More than 1000 years ago, a goatherd in Ethiopia’s south-western highlands plucked a few red berries from some young green trees growing there in the forest and tasted them. He liked the flavour-and the feel-good effect that followed. Today those self-same berries, dried, roasted and ground, have become the world’s most popular drink. The Ethiopian province where they first blossomed- Kaffa- gave its name to Coffee.

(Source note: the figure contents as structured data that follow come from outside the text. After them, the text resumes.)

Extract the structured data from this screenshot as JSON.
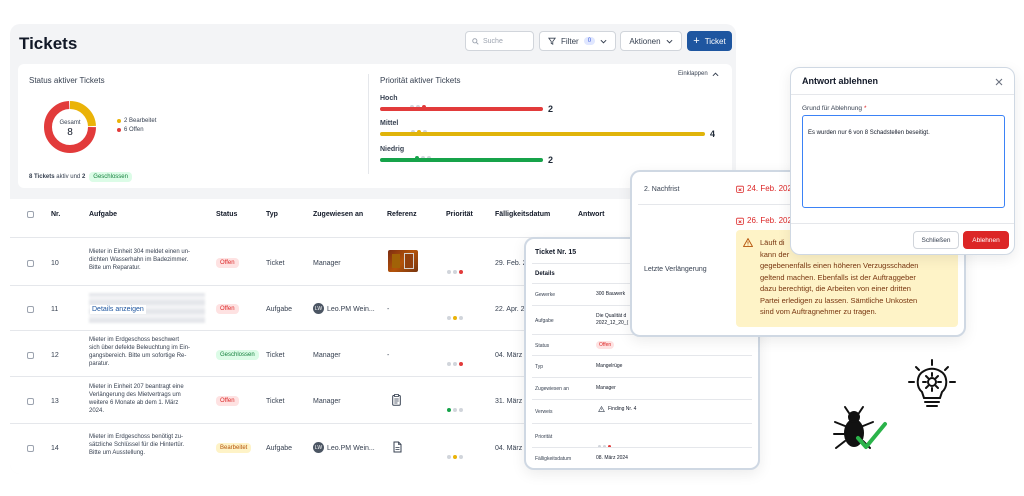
{
  "header": {
    "title": "Tickets",
    "search_placeholder": "Suche",
    "filter_label": "Filter",
    "filter_count": "0",
    "actions_label": "Aktionen",
    "new_ticket_label": "Ticket"
  },
  "status_card": {
    "title": "Status aktiver Tickets",
    "donut_label": "Gesamt",
    "donut_value": "8",
    "legend": [
      {
        "label": "2 Bearbeitet",
        "color": "#eab308",
        "value": 2
      },
      {
        "label": "6 Offen",
        "color": "#e23b3b",
        "value": 6
      }
    ],
    "footer_prefix": "8 Tickets",
    "footer_mid": " aktiv und ",
    "footer_count": "2",
    "footer_badge": "Geschlossen"
  },
  "priority_card": {
    "title": "Priorität aktiver Tickets",
    "collapse_label": "Einklappen",
    "items": [
      {
        "label": "Hoch",
        "value": "2",
        "fraction": 0.5,
        "color": "#e23b3b"
      },
      {
        "label": "Mittel",
        "value": "4",
        "fraction": 1.0,
        "color": "#e0b40a"
      },
      {
        "label": "Niedrig",
        "value": "2",
        "fraction": 0.5,
        "color": "#16a34a"
      }
    ]
  },
  "table": {
    "headers": {
      "nr": "Nr.",
      "task": "Aufgabe",
      "status": "Status",
      "type": "Typ",
      "assigned": "Zugewiesen an",
      "ref": "Referenz",
      "priority": "Priorität",
      "due": "Fälligkeitsdatum",
      "answer": "Antwort"
    },
    "rows": [
      {
        "nr": "10",
        "task": "Mieter in Einheit 304 meldet einen un-\ndichten Wasserhahn im Badezimmer.\nBitte um Reparatur.",
        "status": "Offen",
        "type": "Ticket",
        "assigned": "Manager",
        "due": "29. Feb. 2"
      },
      {
        "nr": "11",
        "task": "Details anzeigen",
        "status": "Offen",
        "type": "Aufgabe",
        "assigned": "Leo.PM Wein...",
        "assigned_initials": "LW",
        "ref": "-",
        "due": "22. Apr. 2"
      },
      {
        "nr": "12",
        "task": "Mieter im Erdgeschoss beschwert\nsich über defekte Beleuchtung im Ein-\ngangsbereich. Bitte um sofortige Re-\nparatur.",
        "status": "Geschlossen",
        "type": "Ticket",
        "assigned": "Manager",
        "ref": "-",
        "due": "04. März"
      },
      {
        "nr": "13",
        "task": "Mieter in Einheit 207 beantragt eine\nVerlängerung des Mietvertrags um\nweitere 6 Monate ab dem 1. März\n2024.",
        "status": "Offen",
        "type": "Ticket",
        "assigned": "Manager",
        "due": "31. März"
      },
      {
        "nr": "14",
        "task": "Mieter im Erdgeschoss benötigt zu-\nsätzliche Schlüssel für die Hintertür.\nBitte um Ausstellung.",
        "status": "Bearbeitet",
        "type": "Aufgabe",
        "assigned": "Leo.PM Wein...",
        "assigned_initials": "LW",
        "due": "04. März"
      }
    ]
  },
  "ticket_detail": {
    "title": "Ticket Nr. 15",
    "section": "Details",
    "fields": [
      {
        "label": "Gewerke",
        "value": "300 Bauwerk"
      },
      {
        "label": "Aufgabe",
        "value": "Die Qualität d\n2022_12_20_("
      },
      {
        "label": "Status",
        "value": "Offen"
      },
      {
        "label": "Typ",
        "value": "Mangelrüge"
      },
      {
        "label": "Zugewiesen an",
        "value": "Manager"
      },
      {
        "label": "Verweis",
        "value": "Finding Nr. 4"
      },
      {
        "label": "Priorität",
        "value": ""
      },
      {
        "label": "Fälligkeitsdatum",
        "value": "08. März 2024"
      }
    ]
  },
  "deadline_panel": {
    "row1_label": "2. Nachfrist",
    "row1_date": "24. Feb. 202",
    "row2_date": "26. Feb. 202",
    "row3_label": "Letzte Verlängerung",
    "warning_text": "Läuft di\nkann der\ngegebenenfalls einen höheren Verzugsschaden\ngeltend machen. Ebenfalls ist der Auftraggeber\ndazu berechtigt, die Arbeiten von einer dritten\nPartei erledigen zu lassen. Sämtliche Unkosten\nsind vom Auftragnehmer zu tragen."
  },
  "reject_dialog": {
    "title": "Antwort ablehnen",
    "field_label": "Grund für Ablehnung",
    "required_mark": "*",
    "textarea_value": "Es wurden nur 6 von 8 Schadstellen beseitigt.",
    "close_label": "Schließen",
    "reject_label": "Ablehnen"
  },
  "colors": {
    "brand": "#1e56a0",
    "danger": "#dc2626",
    "open": "#e23b3b",
    "in_progress": "#eab308",
    "low": "#16a34a"
  }
}
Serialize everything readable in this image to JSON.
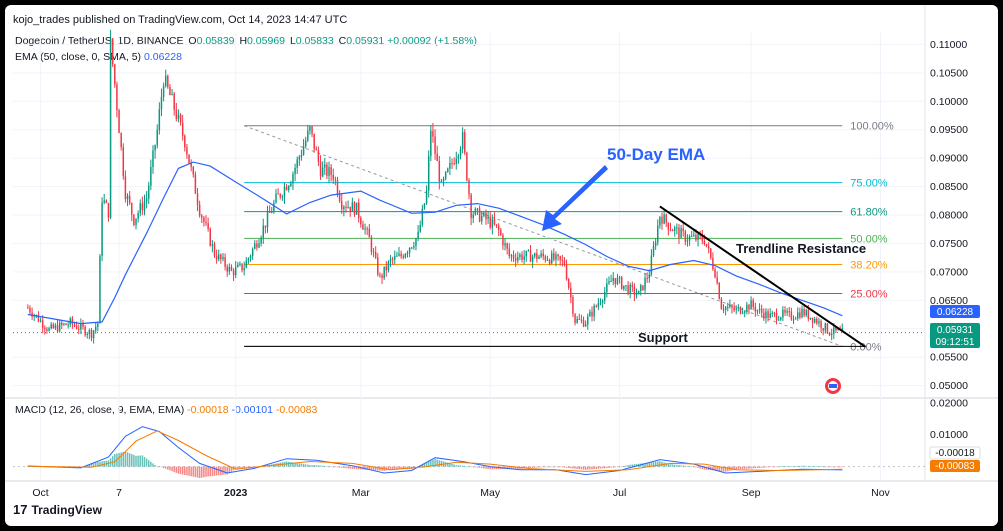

The story of coffee has its beginnings in Ethiopia, the original home of the coffee plant, coffee arabice, which still grows wild in the forest of the highlands. While nobody is sure exactly how coffee was originally discovered as a beverage, it is believed that its cultivation and use began as early as the 9th century. Some authorities claim that it was cultivated in the Yemen earlier; around AD575.the only thing that seems certain is that it originated in Ethiopia, from where it traveled to the Yemen about 600 years ago, and from Arabia it began its journey around the world.

Among the many legends that have developed concerning the origin of coffee, one of the most popular accounts is that of Kalid/Kaldi, an Abyssinian goatherd, who lived around AD850. One day he observed his goats behaving in abnormally exuberant manner, skipping, rearing on their hindlegs and bleating loudly. He noticed they were eating the bright red berries that grew on the green bushes nearby.

Kalid tried a few himself, and soon felt a novel sense of elation. He filled his pockets with the berries and ran home to announce his discovery to his wife. ‘They are heaven-sent,’ she declared. ‘You must take them to the Monks in the monastery.’
Kalidi presented the chief Monk with a handful of berries and related his discovery of their miraculous effect. ‘Devil’s work!’ exclaimed the monk, and hurled the berries in the fire.

Within minutes the monastery filled with the heavenly aroma of roasting beans, and the other monks gathered to investigate. The beans were raked from the crushed to extinguish the embers. The Monk ordered the grains to be placed in the ewer and covered with hot water to preserve their goodness. That night the monks sat up drinking the rich and fragrant brew.